Questo è il processo di auto-oggettivazione, ovvero l’interiorizzazione di uno sguardo esterno per guardare a se stessi, enfatizzando la componente corporea come unica misura del proprio valore in quanto persona. Il concetto di auto-oggettivazione è stato affrontato da due prospettive teoriche quasi contemporanee: 1. La consapevolezza del corpo oggettivato di McKinley e Hyde (1996)
 2. La teoria dell’auto-oggettivazione sessuale di Fredrickson e Roberts (1997) La consapevolezza del corpo oggettivato, McKinley e Hyde: indica quel processo psicologico per cui il soggetto è consapevole di essere considerato esclusivamente in quanto corpo, si compone di tre dimensioni: • La sorveglianza del proprio corpo implica un continuo monitoraggio del proprio aspetto fisico, associato alla tendenza a occuparsene troppo spesso nel corso della propria quotidianità • La vergogna per il proprio corpo deriva dalla percezione del proprio corpo come inadeguato rispetto ai modelli di corpi sessualizzati promossi a livello socioculturale 
 • Le credenze associate al controllo si riferiscono alla credenza di poter modellare e controllare completamente il proprio corpo ed il proprio aspetto estetico 
 La teoria dell’auto-oggettivazione sessuale  Fredrickson e Roberts (1997), il modo di intendere il corpo si costruisce attraverso pratiche culturali e discorsive. I mass media costituiscono un agente di influenza nell’ambiente sociale e contribuiscono a diffondere i processi di oggettivazione sia da un punto di vista culturale che da un punto di vista più individuale, nella costruzione del rapporto delle persone con il proprio corpo. I messaggi oggettivanti dei media vengono veicolati principalmente in due modi:
 1. Mediante la continua proposizione di immagini di modelli di corpi ipersessualizzati e/o caratterizzati da una perfezione inarrivabile
 2. Mediante messaggi specifici che promuovono ed enfatizzano l’importanza prioritaria del corpo. I messaggi che promuovono i processi di oggettivazione sessuale vengono rivolti anche a target molto giovani: ai bambini attraverso prodotti di intrattenimento specificamente rivolti all’infanzia. Anche i prodotti mediatici rivolti agli adolescenti e ai ragazzi giocano sull’ipersessualizzazione, I video musicali, ad esempio. Secondo il modello socioculturale di Thompson e Stice (2001), il problema principale si pone quando i modelli mediatici vengono fatti propri dalle persone.
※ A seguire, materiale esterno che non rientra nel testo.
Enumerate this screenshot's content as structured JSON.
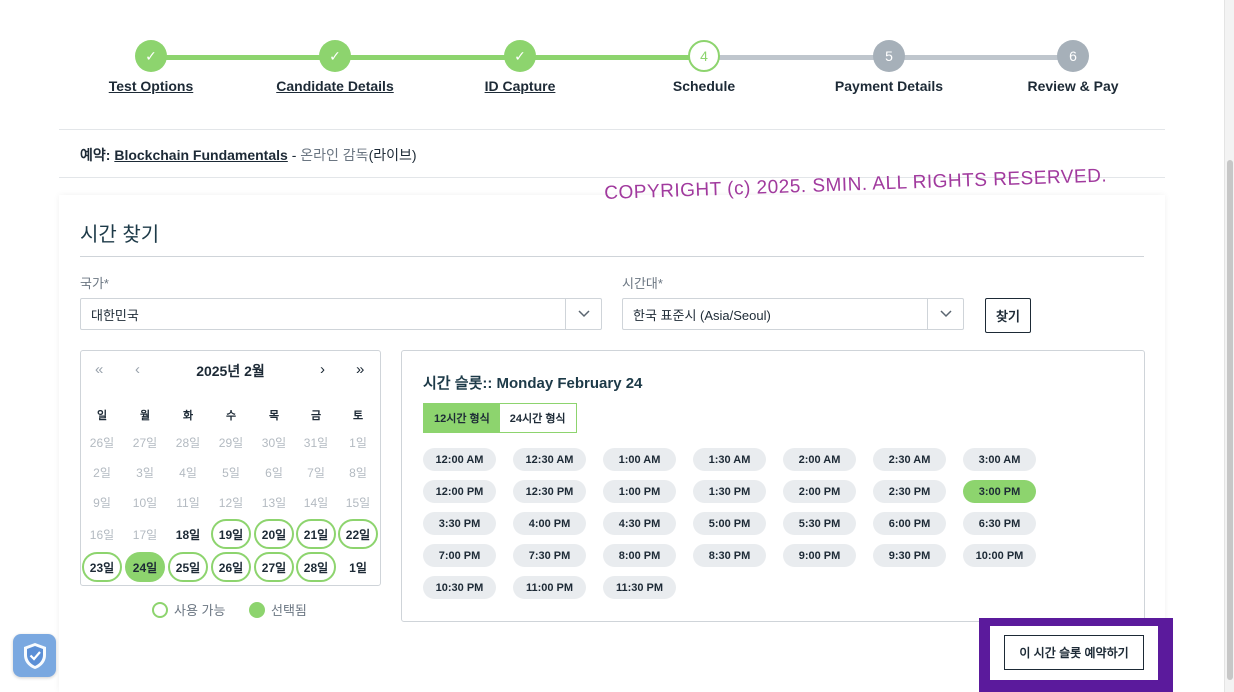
{
  "stepper": {
    "steps": [
      {
        "label": "Test Options",
        "marker": "✓",
        "state": "done"
      },
      {
        "label": "Candidate Details",
        "marker": "✓",
        "state": "done"
      },
      {
        "label": "ID Capture",
        "marker": "✓",
        "state": "done"
      },
      {
        "label": "Schedule",
        "marker": "4",
        "state": "current"
      },
      {
        "label": "Payment Details",
        "marker": "5",
        "state": "todo"
      },
      {
        "label": "Review & Pay",
        "marker": "6",
        "state": "todo"
      }
    ]
  },
  "booking": {
    "prefix": "예약:",
    "exam_name": "Blockchain Fundamentals",
    "separator": " - ",
    "mode": "온라인 감독",
    "mode_paren": "(라이브)"
  },
  "watermark": "COPYRIGHT (c) 2025. SMIN.  ALL RIGHTS RESERVED.",
  "finder": {
    "title": "시간 찾기",
    "country_label": "국가*",
    "country_value": "대한민국",
    "timezone_label": "시간대*",
    "timezone_value": "한국 표준시 (Asia/Seoul)",
    "find_label": "찾기"
  },
  "calendar": {
    "prev_year": "«",
    "prev_month": "‹",
    "month_label": "2025년 2월",
    "next_month": "›",
    "next_year": "»",
    "weekdays": [
      "일",
      "월",
      "화",
      "수",
      "목",
      "금",
      "토"
    ],
    "weeks": [
      [
        {
          "t": "26일",
          "s": "muted"
        },
        {
          "t": "27일",
          "s": "muted"
        },
        {
          "t": "28일",
          "s": "muted"
        },
        {
          "t": "29일",
          "s": "muted"
        },
        {
          "t": "30일",
          "s": "muted"
        },
        {
          "t": "31일",
          "s": "muted"
        },
        {
          "t": "1일",
          "s": "muted"
        }
      ],
      [
        {
          "t": "2일",
          "s": "muted"
        },
        {
          "t": "3일",
          "s": "muted"
        },
        {
          "t": "4일",
          "s": "muted"
        },
        {
          "t": "5일",
          "s": "muted"
        },
        {
          "t": "6일",
          "s": "muted"
        },
        {
          "t": "7일",
          "s": "muted"
        },
        {
          "t": "8일",
          "s": "muted"
        }
      ],
      [
        {
          "t": "9일",
          "s": "muted"
        },
        {
          "t": "10일",
          "s": "muted"
        },
        {
          "t": "11일",
          "s": "muted"
        },
        {
          "t": "12일",
          "s": "muted"
        },
        {
          "t": "13일",
          "s": "muted"
        },
        {
          "t": "14일",
          "s": "muted"
        },
        {
          "t": "15일",
          "s": "muted"
        }
      ],
      [
        {
          "t": "16일",
          "s": "muted"
        },
        {
          "t": "17일",
          "s": "muted"
        },
        {
          "t": "18일",
          "s": "plain"
        },
        {
          "t": "19일",
          "s": "avail"
        },
        {
          "t": "20일",
          "s": "avail"
        },
        {
          "t": "21일",
          "s": "avail"
        },
        {
          "t": "22일",
          "s": "avail"
        }
      ],
      [
        {
          "t": "23일",
          "s": "avail"
        },
        {
          "t": "24일",
          "s": "sel"
        },
        {
          "t": "25일",
          "s": "avail"
        },
        {
          "t": "26일",
          "s": "avail"
        },
        {
          "t": "27일",
          "s": "avail"
        },
        {
          "t": "28일",
          "s": "avail"
        },
        {
          "t": "1일",
          "s": "plain"
        }
      ]
    ],
    "legend_available": "사용 가능",
    "legend_selected": "선택됨"
  },
  "slots": {
    "title": "시간 슬롯:: Monday February 24",
    "format_12": "12시간 형식",
    "format_24": "24시간 형식",
    "selected": "3:00 PM",
    "times": [
      "12:00 AM",
      "12:30 AM",
      "1:00 AM",
      "1:30 AM",
      "2:00 AM",
      "2:30 AM",
      "3:00 AM",
      "12:00 PM",
      "12:30 PM",
      "1:00 PM",
      "1:30 PM",
      "2:00 PM",
      "2:30 PM",
      "3:00 PM",
      "3:30 PM",
      "4:00 PM",
      "4:30 PM",
      "5:00 PM",
      "5:30 PM",
      "6:00 PM",
      "6:30 PM",
      "7:00 PM",
      "7:30 PM",
      "8:00 PM",
      "8:30 PM",
      "9:00 PM",
      "9:30 PM",
      "10:00 PM",
      "10:30 PM",
      "11:00 PM",
      "11:30 PM"
    ]
  },
  "book_button": "이 시간 슬롯 예약하기",
  "colors": {
    "accent_green": "#8dd46e",
    "highlight_purple": "#5b1a9c",
    "watermark_magenta": "#a13a9e"
  },
  "icons": {
    "privacy_badge": "shield-check-icon"
  }
}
Gli ideali sociali di bellezza presenti in una cultura, infatti, vengono trasmessi dai media e da altri canali e quindi interiorizzati dalle persone, così che la soddisfazione o insoddisfazione per il proprio aspetto dipendono da quanto le persone si sentono vicine o lontane dall’ideale interiorizzato Lo spettro delle conseguenze a livello individuale è ampio e va dall’insoddisfazione corporea ai disturbi alimentari, dall’abuso di sostanze alla depressione, dai deficit sulla performance alle disfunzioni sessuali. A livello sociale e culturale, l’oggettivazione favorisce il mantenimento di atteggiamenti sessisti, ovvero favorevoli alle diseguaglianze di genere
L’oggettivazione, peraltro, riducendo il valore personale all’aspetto estetico, rinforza quelle credenze sessiste nei confronti delle donne, secondo cui esse sono un oggetto sessuale il cui successo dipende dalla bellezza e dalla capacità di conquistare gli uomini. Relazione tra oggettivazione e giustificazione della violenza: gli uomini che oggettivano le donne tendono ad avere atteggiamenti più favorevoli nei confronti dello stupro ed una maggior disponibilità alla molestia sessuale.